The HP Pavillion is the home to the NHL's San Jose Sharks and though the baseline replaces the blue line when tennis comes to town, Denis Istomin looked like a beleaguered goalie lunging at a series of slap shots as Milos Raonic's serve roared past.
Blasting massive serves with the force of a man intent on bruising the ball with each swing, Raonic lost just four points on serve to successfully defend his San Jose title with an explosive 7-6 (3), 6-2 victory.
The son of engineers, Raonic admits he was a bit of a math geek growing up. He's grown into an impressive number cruncher. The 21-year-old Raonic is 8-0 lifetime in San Jose without surrendering a set. Raonic, who opened the year edging Janko Tipsarevic in a tight Chennai final, raised his 2012 record to 11-1 in becoming the ATP's first two-time titlist this season.

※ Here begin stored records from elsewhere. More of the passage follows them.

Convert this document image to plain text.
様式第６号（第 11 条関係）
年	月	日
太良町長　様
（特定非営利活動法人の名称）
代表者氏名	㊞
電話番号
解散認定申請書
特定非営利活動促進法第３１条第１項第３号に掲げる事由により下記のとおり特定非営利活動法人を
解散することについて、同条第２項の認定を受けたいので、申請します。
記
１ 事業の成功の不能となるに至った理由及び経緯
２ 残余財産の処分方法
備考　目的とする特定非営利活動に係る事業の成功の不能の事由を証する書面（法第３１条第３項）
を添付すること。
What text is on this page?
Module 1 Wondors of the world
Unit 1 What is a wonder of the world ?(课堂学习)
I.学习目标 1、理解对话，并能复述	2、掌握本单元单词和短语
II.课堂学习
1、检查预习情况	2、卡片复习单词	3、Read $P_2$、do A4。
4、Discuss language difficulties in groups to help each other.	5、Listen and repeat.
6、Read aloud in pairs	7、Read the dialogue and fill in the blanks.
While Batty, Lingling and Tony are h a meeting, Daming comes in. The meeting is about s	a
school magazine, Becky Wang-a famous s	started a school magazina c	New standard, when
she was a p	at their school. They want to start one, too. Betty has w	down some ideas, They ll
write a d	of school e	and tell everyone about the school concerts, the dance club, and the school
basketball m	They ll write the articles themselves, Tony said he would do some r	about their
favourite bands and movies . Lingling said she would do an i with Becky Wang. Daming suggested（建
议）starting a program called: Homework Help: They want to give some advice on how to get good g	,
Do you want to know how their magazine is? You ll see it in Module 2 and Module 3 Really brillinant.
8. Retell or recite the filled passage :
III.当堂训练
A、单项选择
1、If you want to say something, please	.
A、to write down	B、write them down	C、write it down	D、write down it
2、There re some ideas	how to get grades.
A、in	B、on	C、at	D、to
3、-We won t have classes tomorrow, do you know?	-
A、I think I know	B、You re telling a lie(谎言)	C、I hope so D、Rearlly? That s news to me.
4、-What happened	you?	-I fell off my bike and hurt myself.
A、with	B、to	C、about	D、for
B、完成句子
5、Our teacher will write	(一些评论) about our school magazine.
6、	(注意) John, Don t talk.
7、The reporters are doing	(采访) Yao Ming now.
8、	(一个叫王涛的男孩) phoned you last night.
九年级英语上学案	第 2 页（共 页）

There are few sights in tennis as foreboding as the 6'5" Canadian reaching his right arm up to unleash his imposing serve. When a body serve runs the risk of inflicting blunt force trauma on an opponent, you know you're looking at a lethal tennis weapon. Sometimes Raonic served so big, it seemed the only true gauge was the sound of the ball bursting off the strings as Istomin seemed to struggle to see it. You can hardly blame him for the rapid blinks he made between first and second serves as if trying to clear his vision. Raonic ripped a few 150 MPH serves that transformed the ball into a blur as it buzzed through the service box. He hit seven aces, won 17 of 18 points played on his second serve and held at love in seven of his 10 service games.
Still, Istomin, bidding to become the first man from Uzbekistan to win an ATP title, hung tough in digging out of 15-30 deficits in the third and eleventh games to stay on serve. The set escalated into the inevitable tie break and Istomin blinked first missing a backhand to hand Raonic a mini-break on the first point. Raonic turned the crack into a chasm, stretching the lead to 6-1 in a matter of moments before closing the set.
The cumulative effect of facing that wrecking ball serve exerts even more pressure on the opponent to hold. Raonic stabbed a forehand return back near the baseline to extend a point and an anxious Istomin sailed a backhand beyond the baseline to drop serve and fall into a 1-3 hole.
When Raonic breaks serve, he shatters hope. Raonic trains in Spain with Galo Blanco, the man who swept Sampras in 2001 French Open, and his clay-court training is evident in the small preparation steps he takes to set up for his forehand as well as his willingness to explore angles with that shot. Raonic closed in 79 minutes hugging his father and coach and humoring the Bay Era crowd that has embraced the man who was ranked No. 156 in January of 2011.
"If the real estate wasn't so expensive here, maybe I'd buy a place," Raonic joked during the trophy presentation. He isn't house-hunting but looks right at home as tournament champion.